By 15 Julio, 2015Artículos

Escucho la queja, como si él afuera tuviera la culpa, como si algo o alguien fuera responsable de lo que eliges o no eliges hacer. No padezcas tu experiencia, suelta tu rigidez.

Puedes disfrutar de tu entorno y al mismo tiempo estar enfocado en ti, solo se trata de permanecer centrado. Puedes admirar el paisaje mientras permaneces anclado profundo dentro de ti. Elige eso en cada momento: elige ser conciencia, y siendo conciencia, puedes disfrutar de todo sin perderte en ello. Mantente presente contigo.

Si eres rígido para mantener un cierto estado interno, responsabilizando a lo externo por lo que no haces, te estás defendiendo, no estás abierto. En ese lugar hay una ignorancia y hasta una arrogancia, que son solo protección. Y lo verás, es algo fácil de ver, porque en realidad el amor no necesita defenderse, es totalmente vulnerable, aún frente a la injusticia, porque está creando todo para sanar.

Cuando te proteges, no te estás abriendo a recibir. Las cosas que provocan estrés no son racionales, ni siquiera tienen que ser verdad. Es lo que consideras falso, injusto, eso es lo que te mueve.

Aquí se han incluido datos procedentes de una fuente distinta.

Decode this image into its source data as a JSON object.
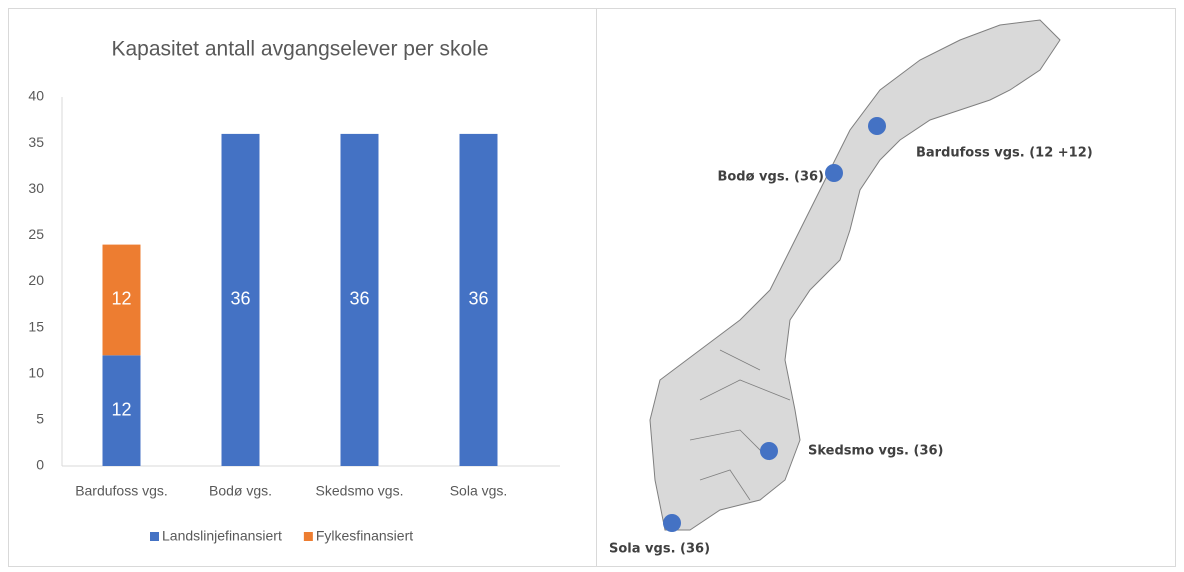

Así, cuando el amor a ti mismo se profundiza y utilizas todo para ser más, tu estima se eleva, estás enfocado en apreciarte, en agradecer, en amar, estás anclado en ese amor internamente y lo compartes.

Y así te sientes más fuerte y más claro, totalmente real y te aceptas a ti mismo completamente, porque eres perfecto. El miedo, la inseguridad, la duda, el cuestionamiento y el juicio, todo eso se va, y solo te aceptas a ti mismo exactamente como eres, en lugar de cortar todas esas partes para poder caber en la cajita que tiene todo ordenado, controlado o estructurado.

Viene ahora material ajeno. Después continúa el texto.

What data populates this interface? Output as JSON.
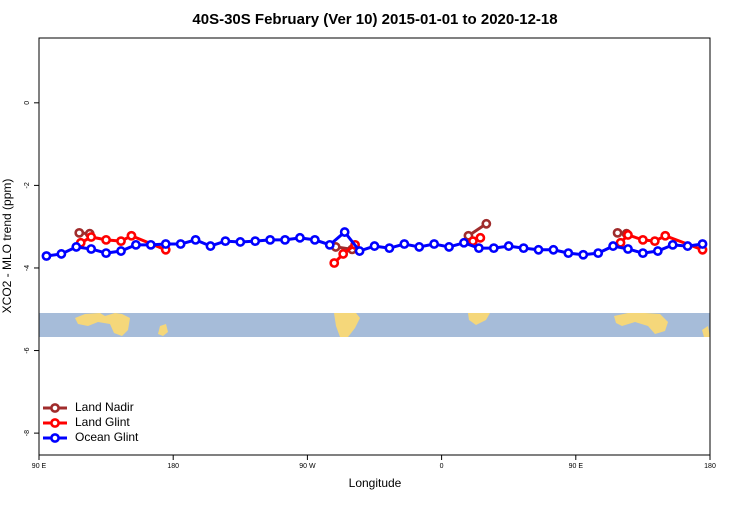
{
  "chart_data": {
    "type": "line",
    "title": "40S-30S February (Ver 10)   2015-01-01 to 2020-12-18",
    "xlabel": "Longitude",
    "ylabel": "XCO2 - MLO trend (ppm)",
    "xlim": [
      90,
      540
    ],
    "xticks": [
      {
        "value": 90,
        "label": "90 E"
      },
      {
        "value": 180,
        "label": "180"
      },
      {
        "value": 270,
        "label": "90 W"
      },
      {
        "value": 360,
        "label": "0"
      },
      {
        "value": 450,
        "label": "90 E"
      },
      {
        "value": 540,
        "label": "180"
      }
    ],
    "ylim": [
      -8.53,
      1.57
    ],
    "yticks": [
      0,
      -2,
      -4,
      -6,
      -8
    ],
    "legend": "bottom-left",
    "series": [
      {
        "name": "Land Nadir",
        "color": "#a02c2c",
        "x": [
          117,
          124,
          200,
          289,
          300,
          340,
          378,
          390,
          430,
          478,
          484
        ],
        "values": [
          -3.15,
          -3.17,
          null,
          -3.49,
          -3.55,
          null,
          -3.22,
          -2.93,
          null,
          -3.15,
          -3.17
        ]
      },
      {
        "name": "Land Glint",
        "color": "#ff0000",
        "x": [
          118,
          125,
          135,
          145,
          152,
          175,
          230,
          288,
          294,
          302,
          340,
          381,
          386,
          430,
          480,
          485,
          495,
          503,
          510,
          535
        ],
        "values": [
          -3.39,
          -3.25,
          -3.32,
          -3.35,
          -3.22,
          -3.56,
          null,
          -3.88,
          -3.66,
          -3.44,
          null,
          -3.35,
          -3.27,
          null,
          -3.39,
          -3.2,
          -3.32,
          -3.35,
          -3.22,
          -3.56
        ]
      },
      {
        "name": "Ocean Glint",
        "color": "#0000ff",
        "x": [
          95,
          105,
          115,
          125,
          135,
          145,
          155,
          165,
          175,
          185,
          195,
          205,
          215,
          225,
          235,
          245,
          255,
          265,
          275,
          285,
          295,
          305,
          315,
          325,
          335,
          345,
          355,
          365,
          375,
          385,
          395,
          405,
          415,
          425,
          435,
          445,
          455,
          465,
          475,
          485,
          495,
          505,
          515,
          525,
          535
        ],
        "values": [
          -3.71,
          -3.66,
          -3.49,
          -3.54,
          -3.64,
          -3.59,
          -3.44,
          -3.44,
          -3.42,
          -3.42,
          -3.32,
          -3.47,
          -3.35,
          -3.37,
          -3.35,
          -3.32,
          -3.32,
          -3.27,
          -3.32,
          -3.44,
          -3.13,
          -3.59,
          -3.47,
          -3.52,
          -3.42,
          -3.49,
          -3.42,
          -3.49,
          -3.39,
          -3.52,
          -3.52,
          -3.47,
          -3.52,
          -3.56,
          -3.56,
          -3.64,
          -3.68,
          -3.64,
          -3.47,
          -3.54,
          -3.64,
          -3.59,
          -3.44,
          -3.47,
          -3.42
        ]
      }
    ]
  }
}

Solo sé gentil contigo mismo. Y haz elecciones para ti, no te abandones. Es la única forma de aumentar la autoestima: poniéndote a ti en primer lugar, amándote a ti primero y luego experimentarás y podrás dar abundancia de amor.

Si eres de esas personas que andan por ahí cuidando a todo el mundo, ¡la madre gallina!…. bien, haz una nueva elección: cuídate a ti mismo. Enfócate en tu conciencia. Lo más importante, para cualquier persona, es la conciencia. Enfócate en tu crecimiento. Verás así cuán nutrido estarás para dar a otros, cómo será el resultado natural de aquella abundancia interna que estás experimentando y cómo podrás permitir que la verdadera naturaleza del amor fluya: el dar. No estarás comprando amor ni aprobación, y por lo tanto, no estarás resentida o midiendo lo que te dan sin poder recibir.

Fíjate, cualquiera sea el rol que cumplas, en el hábito de culpar al afuera, a algo externo (pareja, hijos, gobierno, clima, infancia o lo que sea) por lo que sientes, por lo que no salió como esperabas o querías. Y si te ves hacer esto, vuelve a ti y siente. No comiences a recopilar elementos o excusas para justificar tu caso, como un abogado que quiere probar lo indemostrable y que tiene que hacer mucho ruido para ser escuchado. La mente es así, empieza a acumular razones, a gritarlas, a apuntar a cualquier lado. Más bien detente, apúntate a ti mismo, siente aquello que quieres evadir, y sobre ese terreno fértil la responsabilidad puede dar sus nuevos brotes y crecer, sin queja, sin lamentos, sin más victimización, sino en un pleno vivir.

Anímate a abrazar tu vida en la conciencia, el amor y la plenitud de tu ser interior.

Artículo publicado en mujeractual.cl de Chile, en diciembre 2011.